British cinematographer Chris Menges is to receive a lifetime achievement award at Camerimage (Nov 14-21), the International Film Festival of the Art of Cinematography.

Menges will attend the 23rd edition of Camerimage in the Polish city of Bydgoszcz to accept the award, introduce screenings of his films and will meet with the festival’s audience.

Across a 50-year career, Menges has won two Academy Awards for Roland Joffé’s The Killing Fields in 1985, for which he also won a BAFTA, and The Mission in 1987.

More recently, he was Oscar-nominated (with Roger Deakins) for his work on Stephen Daldry’s The Reader in 2010.

Menges began his career in the 1960s as camera operator for documentaries by Adrian Cowell and for films like Poor Cow by Ken Loach and If… by Lindsay Anderson.

He returned to work with Loach on Kes, which marked his first film as cinematographer. He was also behind the camera on Stephen Frears’ first feature film, Gumshoe, in 1971.

After several documentaries and feature films including Black Beauty (1971), Bloody Kids (1978), The Game Keeper (1980), Babylon (1980) and Angel (1982) he moved on to more ambitious works, including Star Wars: Episode V – The Empire Strikes Back, on which he was director of photography for studio second unit.

In 1983, he received his first BAFTA nomination for the Bill Forsyth film Local Hero and won his first Oscar for Cambodian genocide drama The Killing Fields.
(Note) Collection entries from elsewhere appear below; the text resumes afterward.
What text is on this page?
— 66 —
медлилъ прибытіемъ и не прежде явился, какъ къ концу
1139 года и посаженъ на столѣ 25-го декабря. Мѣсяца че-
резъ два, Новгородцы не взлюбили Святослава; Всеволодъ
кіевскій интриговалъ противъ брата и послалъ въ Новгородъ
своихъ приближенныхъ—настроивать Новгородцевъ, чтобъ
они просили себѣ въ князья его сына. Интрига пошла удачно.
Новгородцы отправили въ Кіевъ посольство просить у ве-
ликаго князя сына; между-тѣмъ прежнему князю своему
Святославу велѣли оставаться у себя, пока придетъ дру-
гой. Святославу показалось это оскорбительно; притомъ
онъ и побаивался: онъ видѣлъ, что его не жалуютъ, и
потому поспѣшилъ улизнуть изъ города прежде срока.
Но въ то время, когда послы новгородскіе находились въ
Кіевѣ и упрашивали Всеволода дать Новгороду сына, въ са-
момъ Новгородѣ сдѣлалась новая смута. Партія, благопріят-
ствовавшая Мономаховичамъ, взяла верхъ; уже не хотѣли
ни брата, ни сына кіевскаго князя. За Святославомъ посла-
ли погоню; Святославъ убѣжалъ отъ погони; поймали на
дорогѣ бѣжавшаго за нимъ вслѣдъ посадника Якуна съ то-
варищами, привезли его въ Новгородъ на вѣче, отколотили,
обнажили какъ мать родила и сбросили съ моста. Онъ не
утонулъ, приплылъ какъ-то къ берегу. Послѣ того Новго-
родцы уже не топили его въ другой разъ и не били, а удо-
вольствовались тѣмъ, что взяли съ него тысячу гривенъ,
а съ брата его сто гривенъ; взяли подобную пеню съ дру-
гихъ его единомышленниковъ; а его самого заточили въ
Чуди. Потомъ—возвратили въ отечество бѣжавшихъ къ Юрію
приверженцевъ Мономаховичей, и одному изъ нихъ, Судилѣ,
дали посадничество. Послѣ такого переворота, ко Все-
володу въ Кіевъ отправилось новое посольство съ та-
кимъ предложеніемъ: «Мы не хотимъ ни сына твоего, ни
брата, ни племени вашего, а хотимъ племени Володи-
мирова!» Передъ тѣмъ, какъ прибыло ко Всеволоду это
He continued his work with director Roland Joffé and won his second Oscar in 1986 with historical drama The Mission, starring Robert De Niro.

He made his directional debut in 1988 with A World Apart, which played in competition at the Cannes Film Festival and won the grand jury prize.

He moved back behind the camera in 1996 to shoot award winning film The Boxer, directed by Jim Sheridan. He received his third Oscar nomination with Michael Collins in 1997.

Menges immersed himself in Western imagery for Tommy Lee Jones’ The Three Burials of Melquiades Estrada (2005) and supported Stephen Daldry on The Reader, sharing the credit for cinematography with Roger Deakins, and Extremely Loud & Incredibly Close.